Researchers are actively exploring the use of mixed models that can effectively work with both text and images, including in the field of Earth Observation. These models demonstrate the capability to generate results by answering textual questions related to Earth Observation data, opening up possibilities for various applications and domains such as environmental monitoring, land use analysis, disaster management, and urban planning. By combining textual information and visual data from satellites and other Earth observation platforms, these models have the potential to enhance our understanding of the Earth's dynamics and support decision-making processes in areas such as climate change mitigation, natural resource management, and urban development.

Workshop Aims

The workshop aims to explore the fusion of traditional ESOP techniques with machine learning (ML) and deep learning (DL) methods. It seeks to showcase the impact achieved through this fusion, while also addressing the remaining challenges that need further exploration. The presenters will show their contributions to this field and engage the attendees in discussions to provide a comprehensive understanding of the subject. The workshop strongly welcomes industry to demonstrate their commercial lenses for ML4ESOP applications.

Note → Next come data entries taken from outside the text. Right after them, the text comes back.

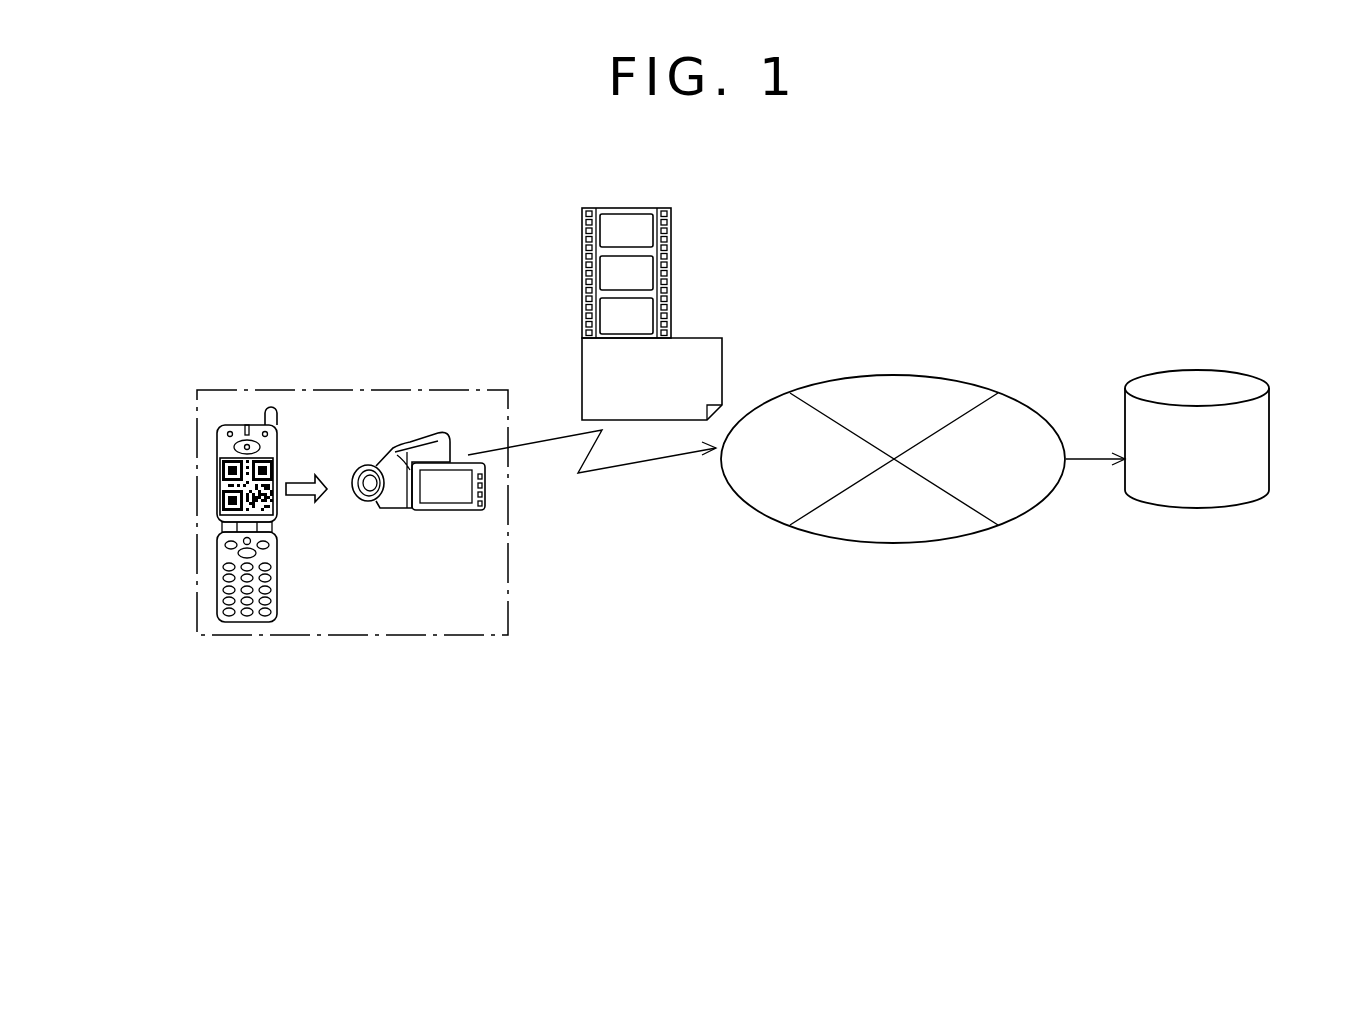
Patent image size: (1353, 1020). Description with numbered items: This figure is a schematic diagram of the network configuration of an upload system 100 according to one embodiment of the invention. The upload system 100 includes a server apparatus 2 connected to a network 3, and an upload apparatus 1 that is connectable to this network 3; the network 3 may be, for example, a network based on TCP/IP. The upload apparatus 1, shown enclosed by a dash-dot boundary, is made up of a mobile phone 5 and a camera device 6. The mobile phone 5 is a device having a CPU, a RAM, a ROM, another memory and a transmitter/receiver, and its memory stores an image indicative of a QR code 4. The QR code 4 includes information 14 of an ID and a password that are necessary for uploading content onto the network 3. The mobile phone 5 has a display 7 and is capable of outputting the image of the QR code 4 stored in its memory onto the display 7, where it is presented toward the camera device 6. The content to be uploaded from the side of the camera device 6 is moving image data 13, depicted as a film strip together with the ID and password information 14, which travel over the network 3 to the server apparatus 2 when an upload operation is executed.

The upload system 100 is at (957, 248).
The upload apparatus 1 is at (299, 389).
The server apparatus 2 is at (1200, 507).
The network 3 is at (893, 543).
The QR code 4 is at (225, 490).
The mobile phone 5 is at (247, 622).
The camera device 6 is at (391, 452).
The display 7 is at (232, 459).
The moving image data 13 is at (671, 226).
The information 14 is at (722, 350).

The workshop is planned to run over four days, during which the state-of-the-art in ML/DL techniques across various domains applied to ESOP will be covered. The oral presenters are expected not only to discuss their own work but also provided an overview of the subject. The poster presenters on the other hand, will deep dive into the topics of the thematic areas, having the opportunity to discuss one-to-one or one-to-many during this session. Following this, parallel working groups will be formed to delve deeper into the limitations of the status quo and propose strategies for advancing the fusion to extract more value from it. These parallel working groups play a crucial role in facilitating discussions focused on the main issues that will be identified during the workshop. These groups aim to investigate deeper the challenges, propose potential solutions or approaches, and determine future directions in ML4ESOP. The main workshop output is to produce a report which would serve as valuable contributions to the field.